Burger King’s ‘King’ to Star in Video Games
Going for Gen X and Y’s Jugular With Shoot’em-Up Xbox Product
Published: April 14, 2006
LOS ANGELES (AdAge.com) — The King is about to go Rambo.
Burger King and Microsoft are partnering for a first-of-its-kind deal that will build three video games around the restaurant chain’s ubiquitous mascot, putting him into shoot’em-ups that will be a cross between “Halo” and “Destroy All Humans.” The deal was first reported on gamer Web site Kotaku.com, though details were confirmed independently by Advertising Age.
A first for an ad icon
The deal marks the first time any major consumer marketer has had a video game built from the ground up around its advertising icon. The U.S. Army has financed several mainstream video games, including “America’s Army” that began as a free download and has been formatted for various consoles as training and recruiting tools, and the marketing community has embraced online advergames. But console games such as the ones Burger King and Microsoft plan to create are novelties.
“That’s the sexiest category,” said Mike Vorhaus, managing partner, Frank N. Magid & Associates. “This is a pretty unique situation.”
Burger King declined to comment. Microsoft executives also declined comment on the program.
The games will be created by Microsoft for its popular Xbox systems and will be distributed through its restaurants during a five-week December promotion. They are designed to sell for $3.99 with the purchase of a value meal, a steal for gamers used to paying upward of $60 for a single title.
In addition to the action game, the King and other unspecified Burger King characters will find themselves in a fighting game that’s a little “Street Fighter” and a bit of “Mortal Kombat,” and a racing game that borrows elements from “Need for Speed” and “Forza Motorsport.”
Risking being cool or cheesy
Burger King expects to sell nearly 7 million games, according to its consumer research. “If they make a triple-A first-class game, it could put them in a whole new class of coolness,” Mr. Vorhaus said. “If it’s cheesy, it could be disastrous.”
For example, earlier this year, the chain dabbled with an in-game advertising gambit by casting its King character as a trainer in an Electronic Arts game called “Fight Night Round 3″ for Xbox 360 that one gamer publication panned as a “15-hour advertisement.”
The move is the latest to fulfill the No. 2 fast-food chain’s yen for nontraditional media aimed at fueling buzz and loyalty among its core market of hungry 16- to 34-year-old men.

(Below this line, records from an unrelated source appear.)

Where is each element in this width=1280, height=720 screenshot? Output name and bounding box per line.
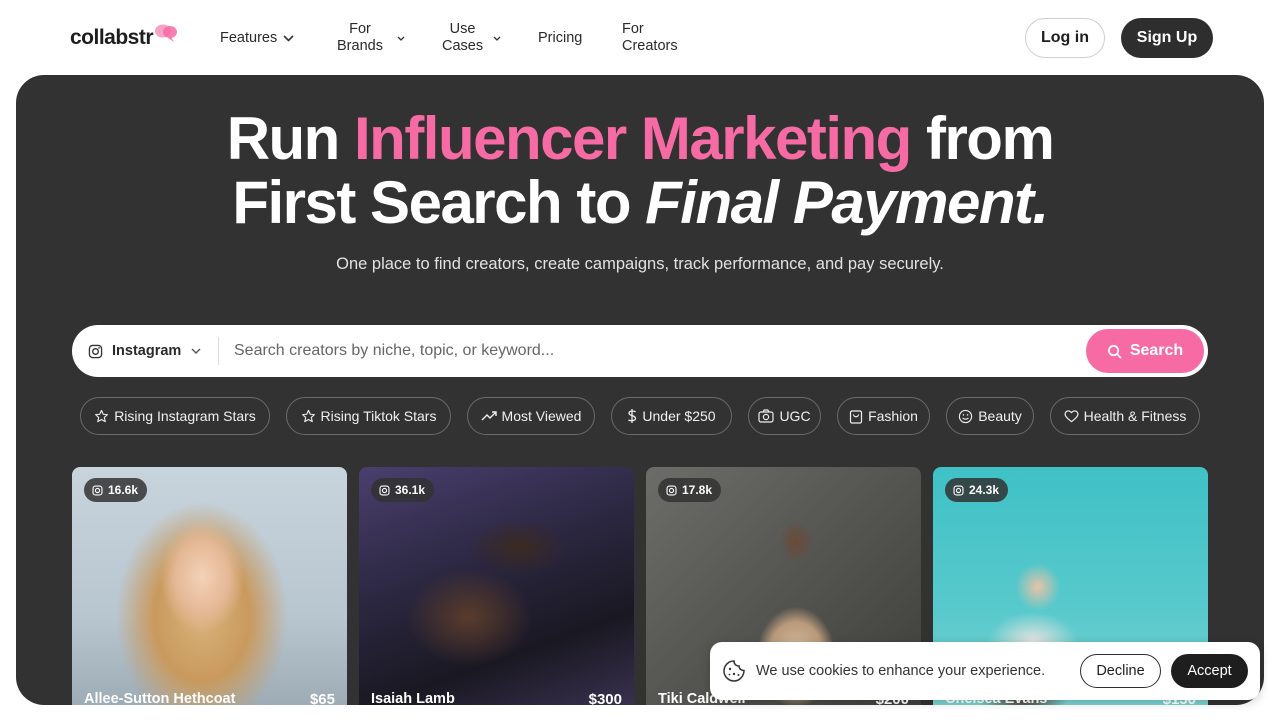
nav-for-creators-line2: Creators: [622, 38, 678, 54]
signup-button[interactable]: Sign Up: [1121, 18, 1213, 58]
instagram-icon: [379, 484, 390, 496]
star-icon: [301, 409, 316, 424]
platform-select-value: Instagram: [112, 343, 182, 359]
nav-use-cases-line1: Use: [449, 21, 476, 37]
hero-title-run: Run: [226, 105, 354, 172]
collabstr-logo[interactable]: collabstr: [70, 23, 178, 50]
search-icon: [1107, 344, 1122, 359]
creator-card[interactable]: 16.6k Allee-Sutton Hethcoat $65: [72, 467, 347, 705]
chip-label: Rising Tiktok Stars: [320, 408, 437, 424]
nav-for-creators-line1: For: [622, 21, 644, 37]
dollar-icon: [627, 408, 637, 424]
chevron-down-icon: [283, 35, 294, 42]
chevron-down-icon: [397, 36, 405, 41]
chip-label: Beauty: [978, 408, 1022, 424]
platform-select[interactable]: Instagram: [88, 325, 201, 377]
hero-subtitle: One place to find creators, create campa…: [336, 255, 944, 273]
chip-fashion[interactable]: Fashion: [837, 397, 930, 435]
smile-icon: [958, 409, 973, 424]
chevron-down-icon: [191, 348, 201, 354]
nav-use-cases-line2: Cases: [442, 38, 484, 54]
cookie-decline-button[interactable]: Decline: [1080, 654, 1161, 688]
creator-search-bar: Instagram Search: [72, 325, 1208, 377]
chip-label: Health & Fitness: [1083, 408, 1187, 424]
hero-title-line1: Run Influencer Marketing from: [16, 107, 1264, 171]
follower-badge: 16.6k: [84, 478, 148, 502]
top-navigation: collabstr Features For Brands Use Cases …: [0, 0, 1280, 76]
nav-pricing[interactable]: Pricing: [538, 30, 582, 47]
chip-label: Most Viewed: [501, 408, 582, 424]
chip-most-viewed[interactable]: Most Viewed: [467, 397, 595, 435]
camera-icon: [758, 409, 775, 423]
follower-count: 17.8k: [682, 483, 713, 497]
cookie-accept-button[interactable]: Accept: [1171, 654, 1248, 688]
instagram-icon: [92, 484, 103, 496]
chip-beauty[interactable]: Beauty: [946, 397, 1034, 435]
nav-for-brands-line2: Brands: [337, 38, 383, 54]
trending-up-icon: [481, 410, 497, 422]
creator-photo: [72, 467, 347, 705]
chip-rising-instagram-stars[interactable]: Rising Instagram Stars: [80, 397, 270, 435]
creator-name: Isaiah Lamb: [371, 691, 455, 705]
chip-label: UGC: [779, 408, 811, 424]
chip-ugc[interactable]: UGC: [748, 397, 821, 435]
chip-label: Under $250: [642, 408, 716, 424]
instagram-icon: [88, 344, 103, 359]
follower-count: 16.6k: [108, 483, 139, 497]
search-button[interactable]: Search: [1086, 329, 1204, 373]
follower-count: 24.3k: [969, 483, 1000, 497]
hero-title-from: from: [910, 105, 1055, 172]
chip-health-fitness[interactable]: Health & Fitness: [1050, 397, 1200, 435]
instagram-icon: [666, 484, 677, 496]
follower-badge: 24.3k: [945, 478, 1009, 502]
cookie-icon: [722, 659, 746, 683]
chip-label: Fashion: [868, 408, 918, 424]
creator-price: $65: [309, 691, 335, 705]
heart-icon: [1064, 409, 1079, 423]
hero-title-first-search: First Search to: [232, 169, 646, 236]
hero-title-final-payment: Final Payment.: [645, 169, 1049, 236]
hero-title-line2: First Search to Final Payment.: [16, 171, 1264, 235]
hero-title-highlight: Influencer Marketing: [354, 105, 912, 172]
chevron-down-icon: [493, 36, 501, 41]
bag-icon: [849, 409, 863, 424]
search-button-label: Search: [1129, 342, 1184, 359]
logo-bubbles-icon: [154, 23, 178, 49]
nav-features-label: Features: [220, 30, 278, 46]
nav-features[interactable]: Features: [220, 30, 294, 47]
search-input[interactable]: [234, 335, 1074, 367]
follower-badge: 17.8k: [658, 478, 722, 502]
chip-under-250[interactable]: Under $250: [611, 397, 732, 435]
nav-pricing-label: Pricing: [538, 30, 583, 46]
creator-price: $300: [588, 691, 622, 705]
login-button[interactable]: Log in: [1025, 18, 1105, 58]
search-divider: [218, 337, 219, 365]
instagram-icon: [953, 484, 964, 496]
follower-count: 36.1k: [395, 483, 426, 497]
nav-for-brands[interactable]: For Brands: [337, 21, 405, 55]
cookie-message: We use cookies to enhance your experienc…: [756, 663, 1046, 679]
follower-badge: 36.1k: [371, 478, 435, 502]
cookie-banner: We use cookies to enhance your experienc…: [710, 642, 1260, 700]
hero-section: Run Influencer Marketing from First Sear…: [16, 75, 1264, 705]
creator-photo: [359, 467, 634, 705]
nav-for-brands-line1: For: [349, 21, 371, 37]
chip-rising-tiktok-stars[interactable]: Rising Tiktok Stars: [286, 397, 451, 435]
nav-use-cases[interactable]: Use Cases: [442, 21, 501, 55]
star-icon: [94, 409, 109, 424]
logo-text: collabstr: [70, 26, 154, 49]
creator-card[interactable]: 36.1k Isaiah Lamb $300: [359, 467, 634, 705]
creator-name: Allee-Sutton Hethcoat: [84, 691, 236, 705]
chip-label: Rising Instagram Stars: [114, 408, 256, 424]
nav-for-creators[interactable]: For Creators: [622, 21, 678, 55]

It has already popularized viral videos, created wacky characters for its menu platforms — such as its Busby Berkley-style showgirl squad called the Whopperettes — and broke ground with media buys like the “Have it your way” confessional box in the Fox reality show “Unanimous.” Now, Burger King is going for the jugular of its Gen X and Y consumers. The Home of the Whopper also will run a concurrent children’s promotion with the musical-game series Dance Dance Revolution that would include dancing music and gaming premiums.
Game details leaked
Kotaku.com said that it has refused to take down the information on the games following a letter from the general counsel for Burger King’s research firm, Greenfield Online. The site posted the contents of the attorney’s letter, which said details of the branded video games had been available only to research subjects, who improperly leaked them to the site.
The information was also leaked before Burger King was able to present the concept to franchisees for their buy-in. The chain has been planning an elaborate Xbox lounge for its upcoming franchisee convention later this month as part of the sell job, according to a knowledgeable executive.
The chain was going to tell franchisees that it needs to purchase 900 units of the game per restaurant for the five-week promotion in order to make its profit of 20% to 25%. They would break even when about 73% of the games were sold.